Title: Plug the Drain: How to Avoid Losing Your Retirement Savings
Everybody knows that leaks are a problem for pipes, but did you know that billions of dollars flow out of the U.S. retirement system every year? This occurs when investors cash out their 401(k) plan accounts, which can seriously hurt their chances of building a sufficient nest egg for retirement. The issue predominantly affects job switchers, particularly those with small accounts, who often drain their accounts instead of rolling them over.
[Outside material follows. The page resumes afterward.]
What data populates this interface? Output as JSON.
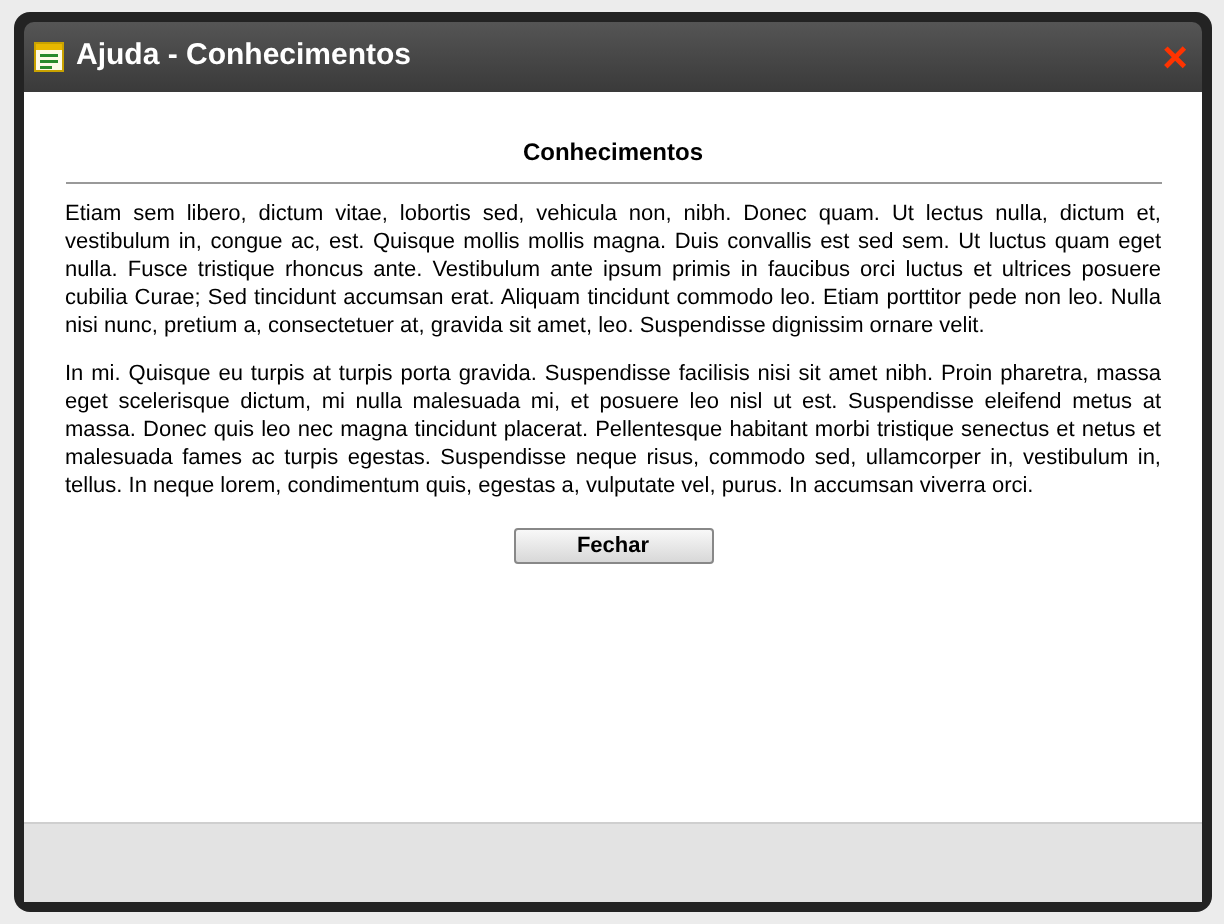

Because of this, they forfeit their savings and future earnings on that money. 40% of workers who leave a job end up cashing out their 401(k) plans each year, amounting to $92.4 billion in 2015, according to the Employee Benefit Research Institute.
Research suggests that much of this loss is due to “friction”—it’s simply easier for people to take a check than to go through the multi-step process of moving their money to a new 401(k) plan or an individual retirement account. The 401(k) ecosystem could have almost $2 trillion more over a 40-year period if workers didn’t cash out their accounts, according to the Employee Benefit Research Institute. However, recent legislation, Secure 2.0 and partnerships among major 401(k) administrators, have aimed to reduce friction and prevent leaks.
An astounding 85% of workers who cash out end up depleting their 401(k), but it’s not entirely their fault. By law, employers can cash out the small account balances of former employees who leave their 401(k) accounts behind, sending them a check without the workers’ consent. Secure 2.0 disallowed this for balances of $1,000 to $5,000, and it raised that upper limit to $7,000 starting in 2024. Nevertheless, while this IRA workaround preserves more money in the retirement system, it’s an imperfect solution because assets are generally held in cash-like investments with little interest.
Fortunately, there are initiatives in place to address the 401(k) leakage issue. Auto portability is one such initiative. This automatic exchange mechanism has been implemented among the nation’s largest 401(k) administrators to stem leakage and reconnected millions of people each year with 401(k) accounts they left behind upon job change.
Moreover, a 401(k) “lost and found” is in the works, which will help workers locate old, forgotten retirement accounts. In the meantime, if you suspect you may have left behind an account, there are options to reclaim it, such as checking old records or contacting former employers or unions.
These measures and ideas are designed to address the retirement savings problem in the U.S., helping to prevent individuals from losing a significant portion of their hard-earned savings and ultimately providing them with more financial security in their retirement. So, plug the drain and take advantage of these resources to secure your retirement and ensure a brighter future.